I can't imagine what happen and make Milvus only returns 35 results for one query vector. I need the script to reproduce this issue in my machine and dig it out.

each search goes to only 1 replica. Could it be duplicated primary key?

cydrain commented 1 year ago

@cydrain is there a possibility that knowhere return less than topk but with enough data?

@xiaofan-luan if no data deleted in this collection, knowhere HNSW will always return 50 results if the search param set topk=50. And in this issue, it happens with 12 replica. 12 replica will generally return 12 * 50 = 600 results, and return the final 50 results after reduce. I can't imagine what happen and make Milvus only returns 35 results for one query vector. I need the script to reproduce this issue in my machine and dig it out.

each search goes to only 1 replica. Could it be duplicated primary key?

it's possible, if most of the returned results' ids are duplicated, only 35 of them are unique.

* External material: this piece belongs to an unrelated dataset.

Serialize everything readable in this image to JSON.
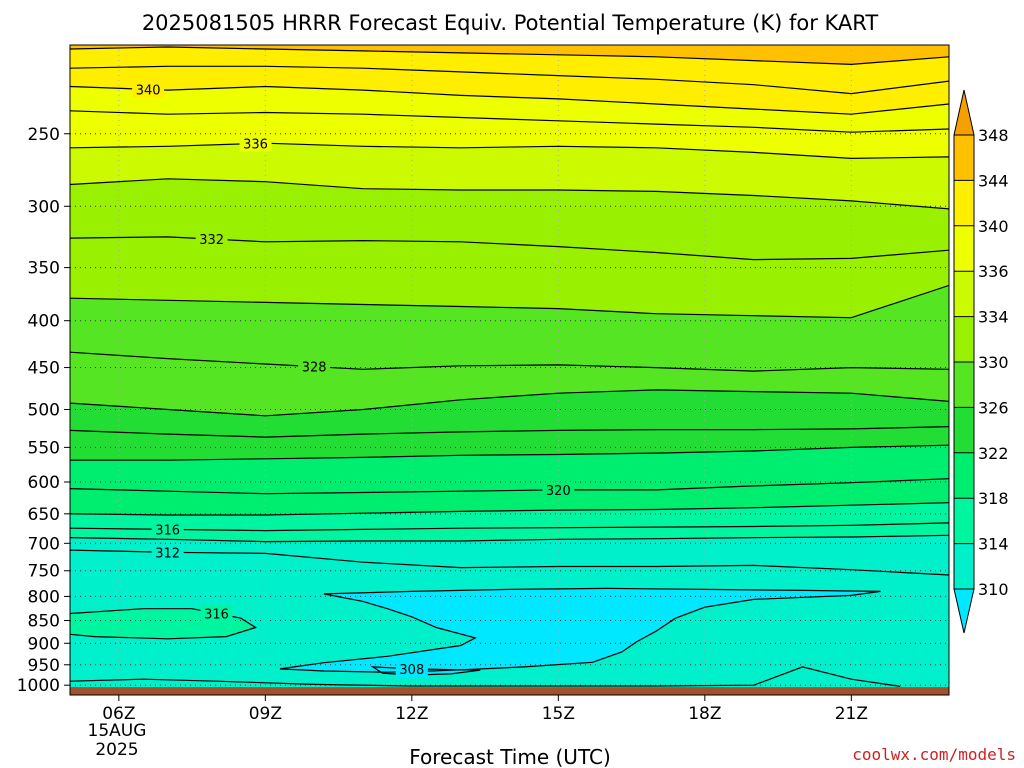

stale[bot] commented 1 year ago

This issue has been automatically marked as stale because it has not had recent activity. It will be closed if no further activity occurs. Thank you for your contributions. Rotten issues close after 30d of inactivity. Reopen the issue with /reopen.

stale[bot] commented 1 year ago

This issue has been automatically marked as stale because it has not had recent activity. It will be closed if no further activity occurs. Thank you for your contributions. Rotten issues close after 30d of inactivity. Reopen the issue with /reopen.